The next thirty minutes (or so it seemed) had me wondering when the actual words were going to start. Maybe Grace had mixed up the CDs.

To make things worse, the music was not sleepy music. It was some sort of allegro, or something; it was fast. Scales going up and down tens of thousands of times, huge finales, dynamic contrast, it was all there. By now I was entertaining glorious visions of taking my bedside lamp and sending it flying in a perfect arc across the room to smash the CD player to bits.

I'm not sure how, but I finally managed to get to sleep. Or maybe it was more along the lines of losing consciousness.

Around 4 or 5, I think, I woke up again. It was still playing music. It had probably just gone around the CD a couple of times, but if listening to music had me lying awake, then listening to a person reading vocabulary words would be torture. I lurched out of bed, trailing sheets that were tangled around me, and lunged for the power button. The green screen faded, the red power light extinguished itself.

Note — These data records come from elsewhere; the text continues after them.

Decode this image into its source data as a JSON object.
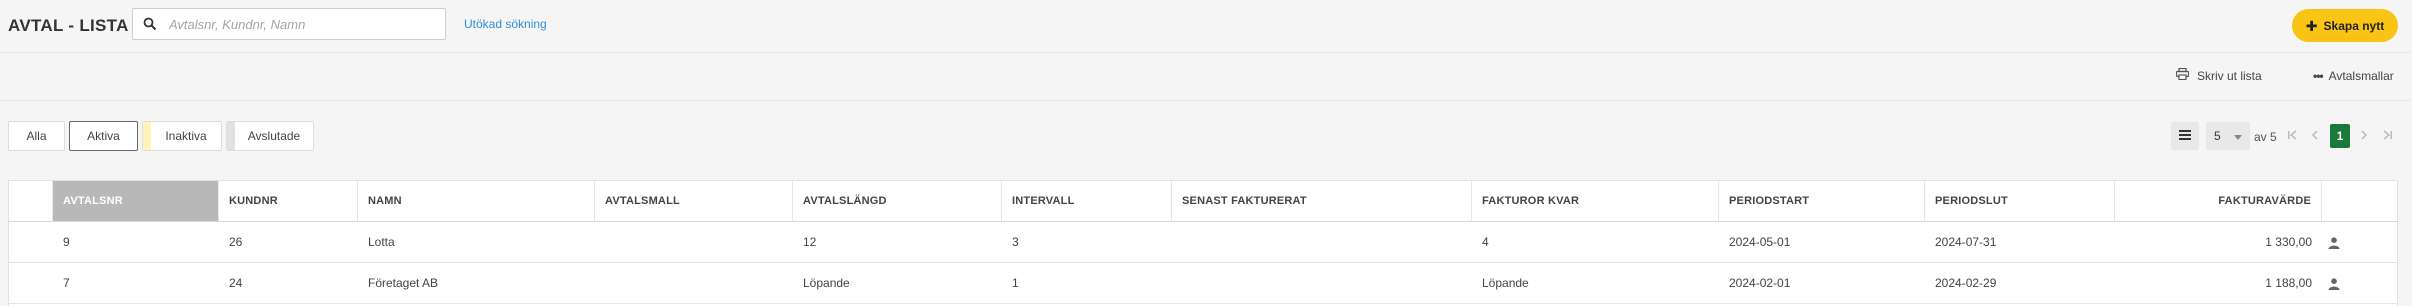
{
  "header": {
    "title": "AVTAL - LISTA",
    "search_placeholder": "Avtalsnr, Kundnr, Namn",
    "advanced_search": "Utökad sökning",
    "create_label": "Skapa nytt"
  },
  "toolbar": {
    "print_label": "Skriv ut lista",
    "templates_label": "Avtalsmallar"
  },
  "filters": [
    {
      "label": "Alla",
      "active": false,
      "color": ""
    },
    {
      "label": "Aktiva",
      "active": true,
      "color": ""
    },
    {
      "label": "Inaktiva",
      "active": false,
      "color": "#fff3b8"
    },
    {
      "label": "Avslutade",
      "active": false,
      "color": "#e2e2e2"
    }
  ],
  "pagination": {
    "page_size": "5",
    "of_label": "av 5",
    "current_page": "1"
  },
  "table": {
    "columns": [
      "AVTALSNR",
      "KUNDNR",
      "NAMN",
      "AVTALSMALL",
      "AVTALSLÄNGD",
      "INTERVALL",
      "SENAST FAKTURERAT",
      "FAKTUROR KVAR",
      "PERIODSTART",
      "PERIODSLUT",
      "FAKTURAVÄRDE"
    ],
    "sorted_column": "AVTALSNR",
    "rows": [
      [
        "9",
        "26",
        "Lotta",
        "",
        "12",
        "3",
        "",
        "4",
        "2024-05-01",
        "2024-07-31",
        "1 330,00"
      ],
      [
        "7",
        "24",
        "Företaget AB",
        "",
        "Löpande",
        "1",
        "",
        "Löpande",
        "2024-02-01",
        "2024-02-29",
        "1 188,00"
      ]
    ]
  },
  "colors": {
    "accent_yellow": "#f9c413",
    "page_active_green": "#1a7a3a",
    "link_blue": "#2f8fd6",
    "sorted_header_gray": "#b8b8b8"
  },
  "icons": [
    "search-icon",
    "plus-icon",
    "printer-icon",
    "more-dots-icon",
    "list-icon",
    "chevron-down-icon",
    "first-page-icon",
    "prev-page-icon",
    "next-page-icon",
    "last-page-icon",
    "user-icon"
  ]
}
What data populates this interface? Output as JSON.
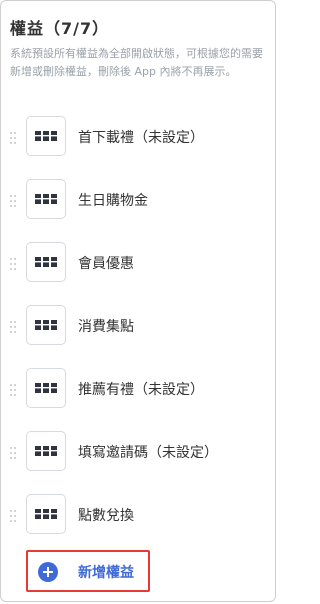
{
  "header": {
    "title": "權益（7/7）",
    "description": "系統預設所有權益為全部開啟狀態，可根據您的需要新增或刪除權益，刪除後 App 內將不再展示。"
  },
  "benefits": [
    {
      "label": "首下載禮（未設定）",
      "icon": "benefit-card-icon"
    },
    {
      "label": "生日購物金",
      "icon": "benefit-card-icon"
    },
    {
      "label": "會員優惠",
      "icon": "benefit-card-icon"
    },
    {
      "label": "消費集點",
      "icon": "benefit-card-icon"
    },
    {
      "label": "推薦有禮（未設定）",
      "icon": "benefit-card-icon"
    },
    {
      "label": "填寫邀請碼（未設定）",
      "icon": "benefit-card-icon"
    },
    {
      "label": "點數兌換",
      "icon": "benefit-card-icon"
    }
  ],
  "actions": {
    "add_label": "新增權益"
  },
  "colors": {
    "accent": "#3f6ad8",
    "highlight_border": "#e63a32",
    "muted_text": "#9aa1a9"
  }
}
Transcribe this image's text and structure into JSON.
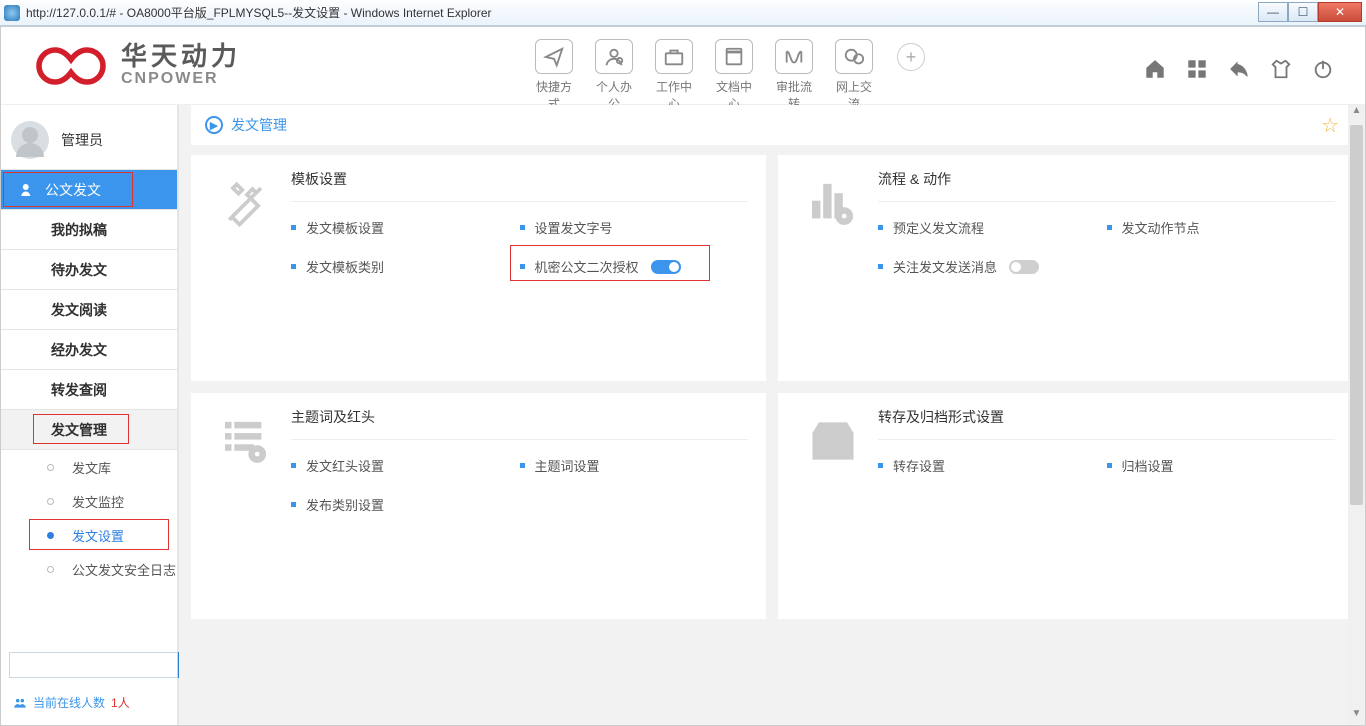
{
  "window": {
    "url": "http://127.0.0.1/#",
    "title": " - OA8000平台版_FPLMYSQL5--发文设置 - Windows Internet Explorer"
  },
  "brand": {
    "cn": "华天动力",
    "en": "CNPOWER"
  },
  "topnav": [
    {
      "label": "快捷方式"
    },
    {
      "label": "个人办公"
    },
    {
      "label": "工作中心"
    },
    {
      "label": "文档中心"
    },
    {
      "label": "审批流转"
    },
    {
      "label": "网上交流"
    }
  ],
  "user": {
    "name": "管理员"
  },
  "menu": {
    "top": "公文发文",
    "items": [
      "我的拟稿",
      "待办发文",
      "发文阅读",
      "经办发文",
      "转发查阅"
    ],
    "group": "发文管理",
    "subs": [
      "发文库",
      "发文监控",
      "发文设置",
      "公文发文安全日志"
    ]
  },
  "footer": {
    "online_label": "当前在线人数 ",
    "online_count": "1人"
  },
  "crumb": {
    "title": "发文管理"
  },
  "cards": {
    "tpl": {
      "title": "模板设置",
      "l1": "发文模板设置",
      "l2": "设置发文字号",
      "l3": "发文模板类别",
      "l4": "机密公文二次授权"
    },
    "flow": {
      "title": "流程 & 动作",
      "l1": "预定义发文流程",
      "l2": "发文动作节点",
      "l3": "关注发文发送消息"
    },
    "theme": {
      "title": "主题词及红头",
      "l1": "发文红头设置",
      "l2": "主题词设置",
      "l3": "发布类别设置"
    },
    "archive": {
      "title": "转存及归档形式设置",
      "l1": "转存设置",
      "l2": "归档设置"
    }
  }
}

I went back to sleep. I had to catch up for all the rest I had missed. Of course, by then I only had about an hour before I had to wake up. I'm not quite sure what I'm going to do about this. I came up with many solutions to my problem while listening to the melodies of Mozart at 1 in the morning, starting with claiming that I had lost the CDs going through simply pretending I had listened to the CDs and just taking the tests anyways, all the way to setting one of those plug timers on my CD player and having it turn on in a couple of hours when I would probably be asleep. (By the way, the last didn't work because the CD player doesn't turn on automatically when it is plugged in or receives power.)

Wish me luck and sound sleep. I’m going to need it.

ADDED: I eventually decided to not listen to the CDs, but instead to fake the entire test. On a few of the answers, just to make it seem authentic, I purposefully messed up. Just don’t tell Grace. It’ll be hard to explain the blood and brain particles on her book when she has to return it to the library.